From mid-2010 to mid-2011, Russia’s top 20 restaurant operators showed a unitgrowth of 11%. The number of operations belonging to the top 15 brands in Moscow went up by 8%. Various entrepreneurs are continuing to invest in the foodservice, especially the QSR, sector, often serving as franchising partners for local or international brands. It has become clear, however, that the high margins people were accustomed to before 2008 are no longer possible, and the Russian foodservice has to get used to the idea of more modest profitability.

 
According to official figures, total turnover in the Russian foodservice sector in 2010 came to RUB780 bn, which was 9.6% more than in 2009 when the market dropped by 1.7%. These figures, however, don’t seem so optimistic if we remember that inflation reached 8.8% last year.
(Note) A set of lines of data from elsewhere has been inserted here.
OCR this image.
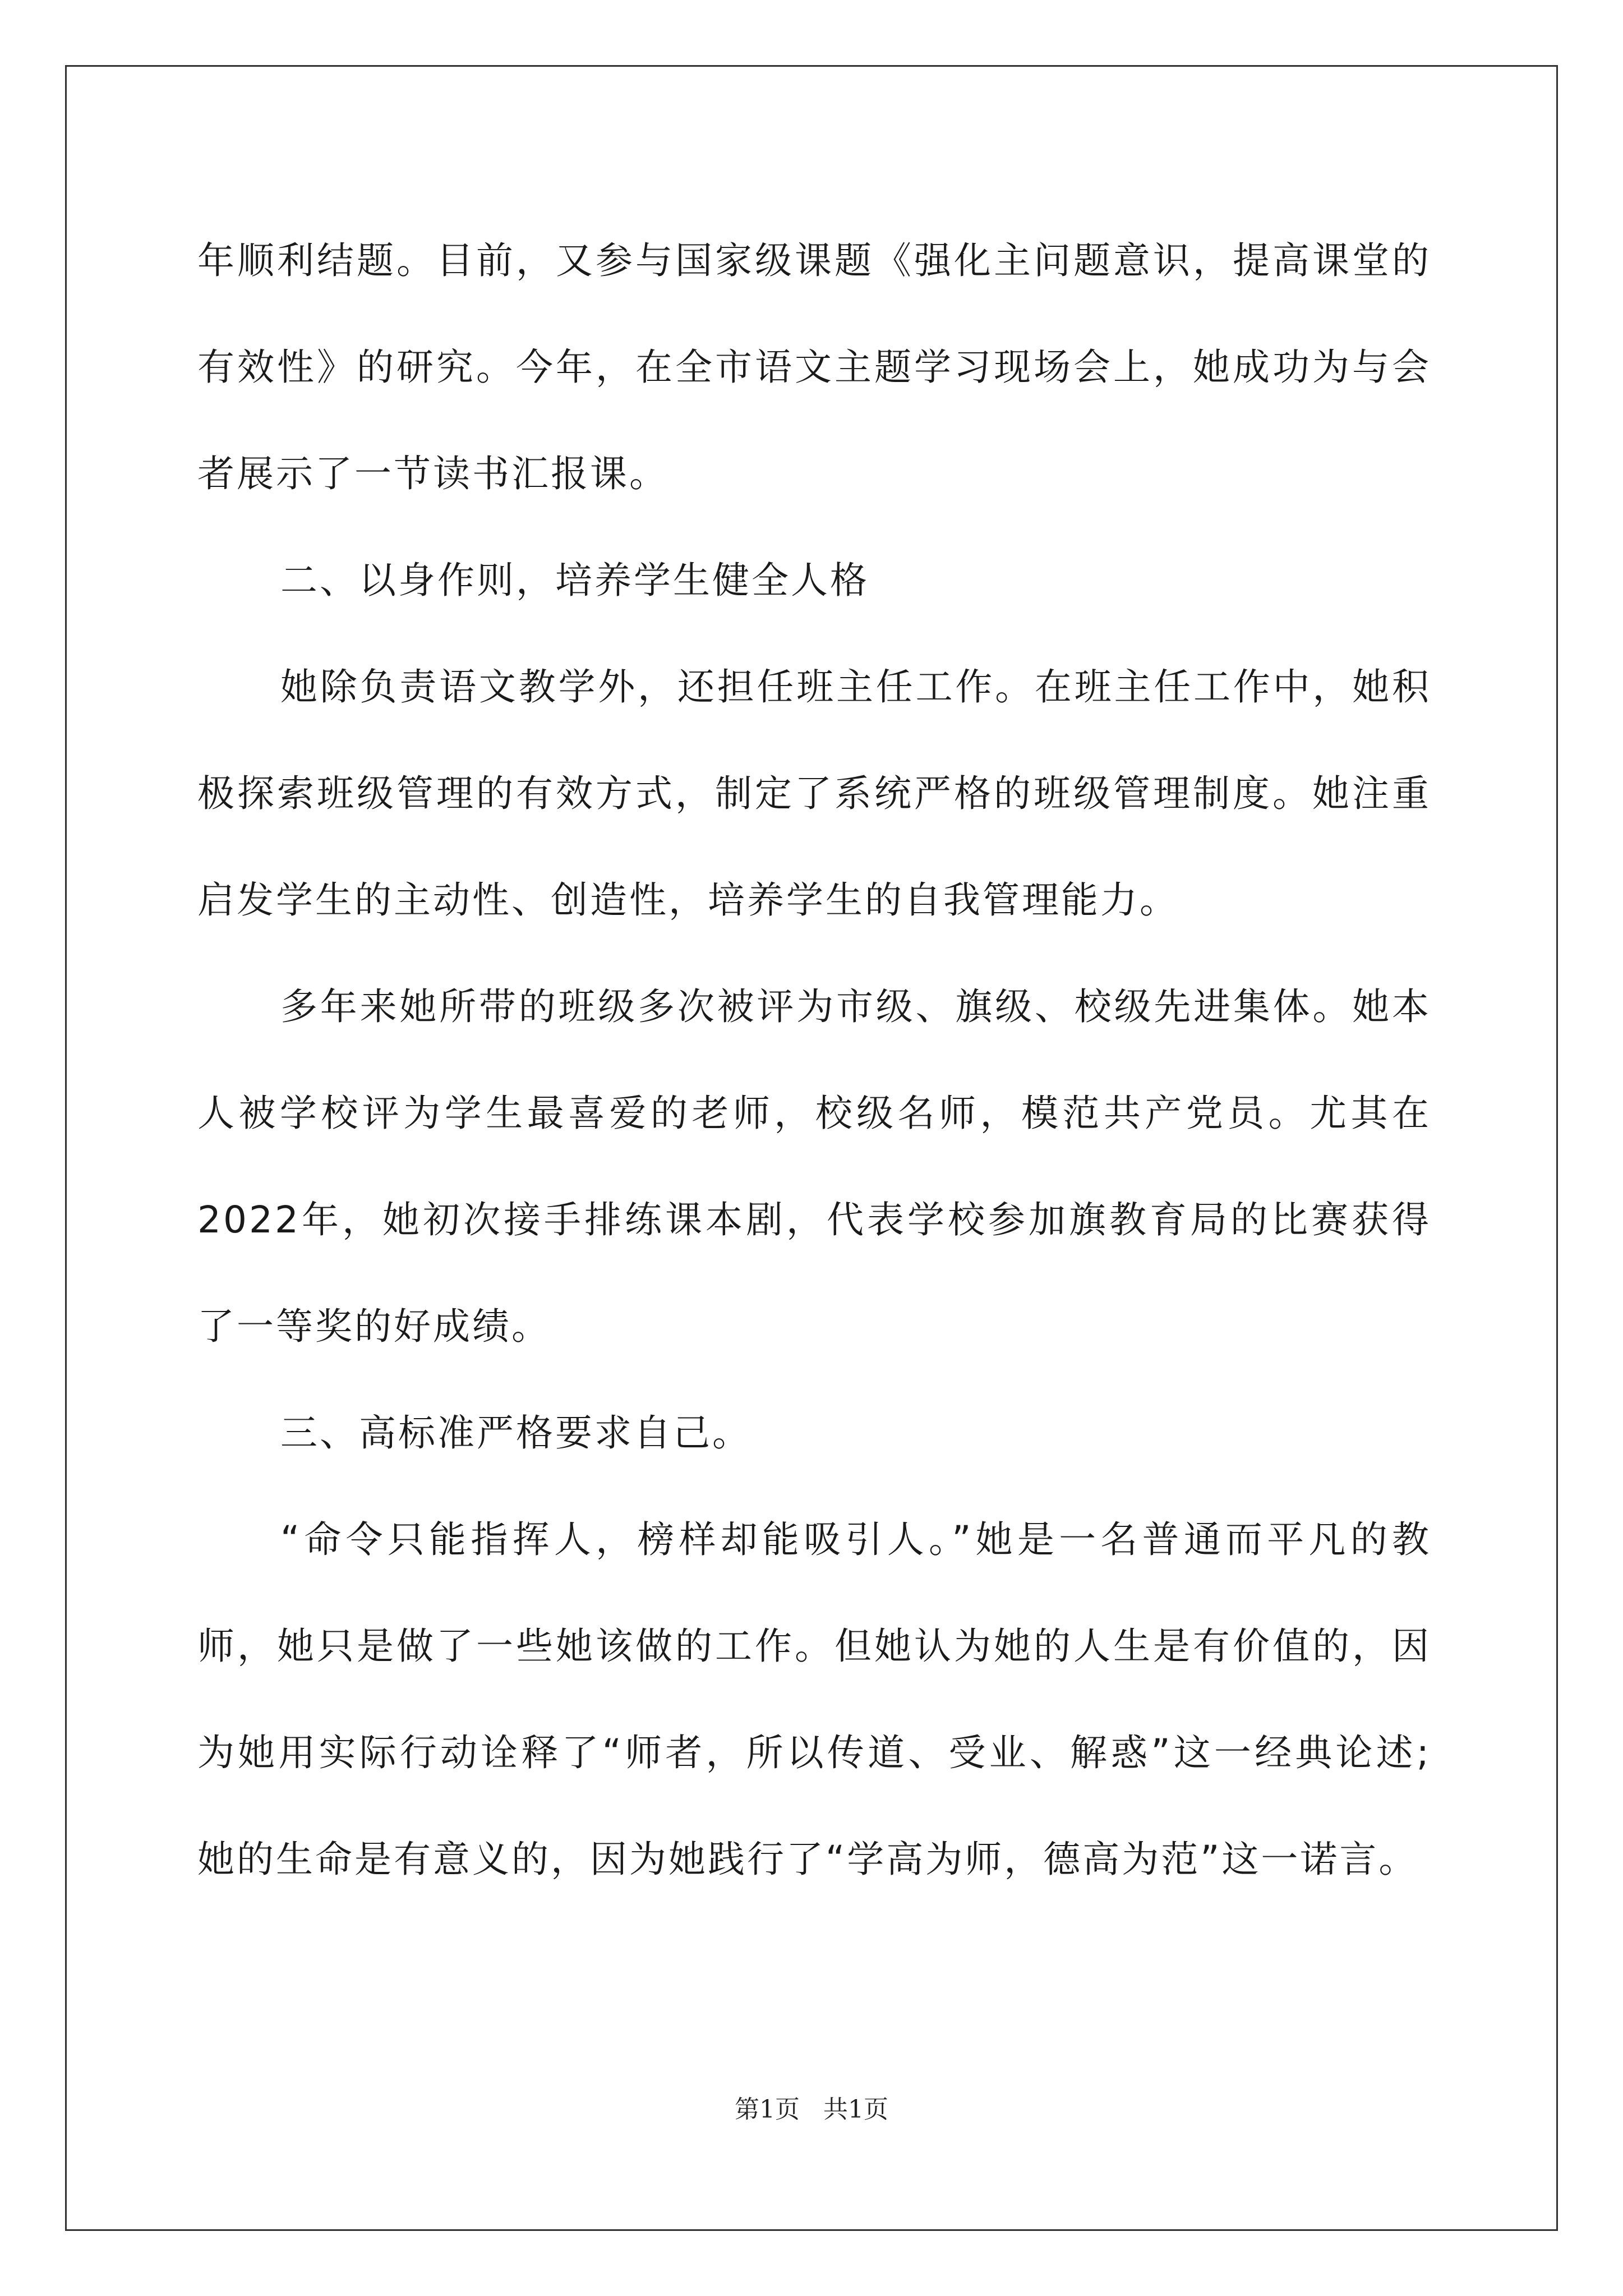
年顺利结题。目前，又参与国家级课题《强化主问题意识，提高课堂的有效性》的研究。今年，在全市语文主题学习现场会上，她成功为与会者展示了一节读书汇报课。

二、以身作则，培养学生健全人格

她除负责语文教学外，还担任班主任工作。在班主任工作中，她积极探索班级管理的有效方式，制定了系统严格的班级管理制度。她注重启发学生的主动性、创造性，培养学生的自我管理能力。

多年来她所带的班级多次被评为市级、旗级、校级先进集体。她本人被学校评为学生最喜爱的老师，校级名师，模范共产党员。尤其在2022年，她初次接手排练课本剧，代表学校参加旗教育局的比赛获得了一等奖的好成绩。

三、高标准严格要求自己。

“命令只能指挥人，榜样却能吸引人。”她是一名普通而平凡的教师，她只是做了一些她该做的工作。但她认为她的人生是有价值的，因为她用实际行动诠释了“师者，所以传道、受业、解惑”这一经典论述;她的生命是有意义的，因为她践行了“学高为师，德高为范”这一诺言。

第1页 共1页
At the same time, foodservice operators had to face a notable increase in rentalrates and food-costs owing to the increase in product prices. All these factors are exacerbated by a rather limited consumer demand, as most people did not return to the unrestrained consumption of the pre-recession years.
 
As a result, the profitability of a restaurant business now is nothing like the amount that Russian entrepreneurs were used to in the early 2000s, when operating a casual dining concept could bring them margins of up to 25%. Local chains are working hard to increase the efficiency of their existing units, to consolidate their brand portfolio, to pursue a flexible pricing policy and often refrain from investing in new company-owned restaurants. Most growth potential comes from franchising both in the QSR and casual sectors. Large and medium operators are willing to increase the share of franchising units in their portfolio and are often ready to cooperate with small entrepreneurs without any foodservice experience. Concepts where initial investment is comparatively small have proved the most successful here, like Subway, which remains market growth leader for the second year in succession.